Thursday, October 4, 2007

What I Had Hoped Would be a Brief Tour of Indian Ledger Art

History blogging is delicate proposition. I typically look for a topic which is sufficient to fill 3-5 paragraphs with perhaps that many links. But what to do when a topic grows and grows as one composes the post? Such is the case with today's post on Native American Ledger Art.

Ledger Art is a genre that comes out of the reservation and boarding school experience. American Indians took their traditions of stylized figure drawing as seen on petroglyphs and buffalo robe paintings and adapted them to the new mediums of ink, colored pencil and paper. Not a few of these early drawings were made on discarded ledger books, hence the name. The online Encyclopedia of Oklahoma History and Culture has a good entry on the form. Ledger Art is usually associated with Plains Indians, but as we will see there are some compelling northwest examples as well.

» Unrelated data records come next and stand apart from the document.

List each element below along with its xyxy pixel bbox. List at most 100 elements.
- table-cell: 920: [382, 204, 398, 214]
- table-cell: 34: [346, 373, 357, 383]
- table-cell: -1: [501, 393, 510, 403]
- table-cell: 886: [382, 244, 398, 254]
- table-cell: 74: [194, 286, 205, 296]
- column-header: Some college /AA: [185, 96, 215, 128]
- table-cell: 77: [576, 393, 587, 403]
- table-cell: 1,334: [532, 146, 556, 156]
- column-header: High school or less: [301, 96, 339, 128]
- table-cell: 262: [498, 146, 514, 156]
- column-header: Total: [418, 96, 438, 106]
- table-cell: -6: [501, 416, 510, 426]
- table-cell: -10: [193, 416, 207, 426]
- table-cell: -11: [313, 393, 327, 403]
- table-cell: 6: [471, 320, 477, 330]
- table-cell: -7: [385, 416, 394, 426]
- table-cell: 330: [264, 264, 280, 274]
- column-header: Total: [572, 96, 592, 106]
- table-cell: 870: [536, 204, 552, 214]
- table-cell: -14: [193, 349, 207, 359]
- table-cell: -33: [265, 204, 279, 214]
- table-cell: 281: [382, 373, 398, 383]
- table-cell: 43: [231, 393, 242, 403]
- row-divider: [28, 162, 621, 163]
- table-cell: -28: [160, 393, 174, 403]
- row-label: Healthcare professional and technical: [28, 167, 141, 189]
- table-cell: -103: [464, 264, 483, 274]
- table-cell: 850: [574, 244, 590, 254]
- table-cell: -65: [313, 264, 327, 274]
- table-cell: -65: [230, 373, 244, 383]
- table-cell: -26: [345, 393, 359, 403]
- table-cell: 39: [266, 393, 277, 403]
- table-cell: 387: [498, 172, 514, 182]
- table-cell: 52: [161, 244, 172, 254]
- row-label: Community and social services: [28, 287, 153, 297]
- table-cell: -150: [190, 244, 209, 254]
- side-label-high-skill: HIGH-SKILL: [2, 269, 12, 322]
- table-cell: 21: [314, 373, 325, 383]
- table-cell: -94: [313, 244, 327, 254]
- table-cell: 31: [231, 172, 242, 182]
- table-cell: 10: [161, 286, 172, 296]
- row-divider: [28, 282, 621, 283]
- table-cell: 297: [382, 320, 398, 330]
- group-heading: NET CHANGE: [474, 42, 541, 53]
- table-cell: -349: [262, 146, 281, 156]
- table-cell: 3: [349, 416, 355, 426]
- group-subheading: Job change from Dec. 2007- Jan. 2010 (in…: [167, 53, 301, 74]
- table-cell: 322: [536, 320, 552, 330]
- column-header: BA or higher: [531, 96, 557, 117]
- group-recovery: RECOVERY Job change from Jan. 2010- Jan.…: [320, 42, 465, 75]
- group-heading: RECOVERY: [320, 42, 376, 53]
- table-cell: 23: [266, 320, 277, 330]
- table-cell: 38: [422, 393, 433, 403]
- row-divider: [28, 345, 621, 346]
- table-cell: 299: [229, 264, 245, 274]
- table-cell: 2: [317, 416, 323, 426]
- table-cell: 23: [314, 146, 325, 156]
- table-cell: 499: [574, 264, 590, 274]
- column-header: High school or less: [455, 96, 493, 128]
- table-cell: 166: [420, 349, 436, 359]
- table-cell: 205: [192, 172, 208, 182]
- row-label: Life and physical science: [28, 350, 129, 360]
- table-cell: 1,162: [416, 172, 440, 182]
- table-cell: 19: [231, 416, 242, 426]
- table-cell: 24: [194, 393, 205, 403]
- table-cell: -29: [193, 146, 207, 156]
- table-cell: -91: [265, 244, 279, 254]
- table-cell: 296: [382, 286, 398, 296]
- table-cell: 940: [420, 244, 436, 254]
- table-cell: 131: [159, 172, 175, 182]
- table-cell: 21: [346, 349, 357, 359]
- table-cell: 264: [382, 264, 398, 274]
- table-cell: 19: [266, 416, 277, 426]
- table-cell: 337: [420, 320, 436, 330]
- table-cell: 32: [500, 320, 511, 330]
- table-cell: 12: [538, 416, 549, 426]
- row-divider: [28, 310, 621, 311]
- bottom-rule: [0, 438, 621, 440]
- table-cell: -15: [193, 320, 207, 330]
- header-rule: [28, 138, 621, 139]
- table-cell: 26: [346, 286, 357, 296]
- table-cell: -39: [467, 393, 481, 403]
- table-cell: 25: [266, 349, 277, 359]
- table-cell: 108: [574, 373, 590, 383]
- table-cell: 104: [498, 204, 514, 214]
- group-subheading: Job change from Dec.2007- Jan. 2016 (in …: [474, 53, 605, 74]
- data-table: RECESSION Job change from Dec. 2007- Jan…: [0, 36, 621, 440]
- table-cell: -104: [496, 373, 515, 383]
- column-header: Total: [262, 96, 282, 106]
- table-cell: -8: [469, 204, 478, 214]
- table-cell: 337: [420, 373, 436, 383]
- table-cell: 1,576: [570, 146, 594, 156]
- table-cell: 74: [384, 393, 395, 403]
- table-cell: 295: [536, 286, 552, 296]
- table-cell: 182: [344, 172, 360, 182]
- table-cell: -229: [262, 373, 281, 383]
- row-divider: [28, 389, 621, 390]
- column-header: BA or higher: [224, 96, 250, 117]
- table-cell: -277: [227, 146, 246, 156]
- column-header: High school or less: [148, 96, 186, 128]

Ledger Art is well represented online--starting with the site Plains Indian Ledger Art. "This site is dedicated to presenting and and preserving Plains Indian "Ledger" art, drawings on paper, from the late 19th century for research and enjoyment."


Fourteen ledgers are currently featured, all from plains peoples. So where is the love for northwest ledger art? Well the University Oregon offers this Cayuse-Nez Percé Sketchbook with some compelling images:


Not available online is this remarkable example of Nez Perce ledger art, recovered and interpreted by Scott Thompson, an art teacher at Chase Middle School in Spokane! Nice work Scott.

And the modern Spokane native artist George Flett plays with the medium in some of his work:


In addition, the Massachusetts Historical Society offers glimpses at this Ledger Art book drawn by Making Medicine (Cheyenne). Making Medicine (1844-1931) had a long and astonishing life with experiences that ranged from fighting U.S. Cavalry to a student at and then a recruiter for Richard Henry Pratt's Carlisle School to serving as an Episcopal deacon in Oklahoma. And this particular ledger book was once owned by Francis Parkman!

There is so much more out there, which you can Google as well as I.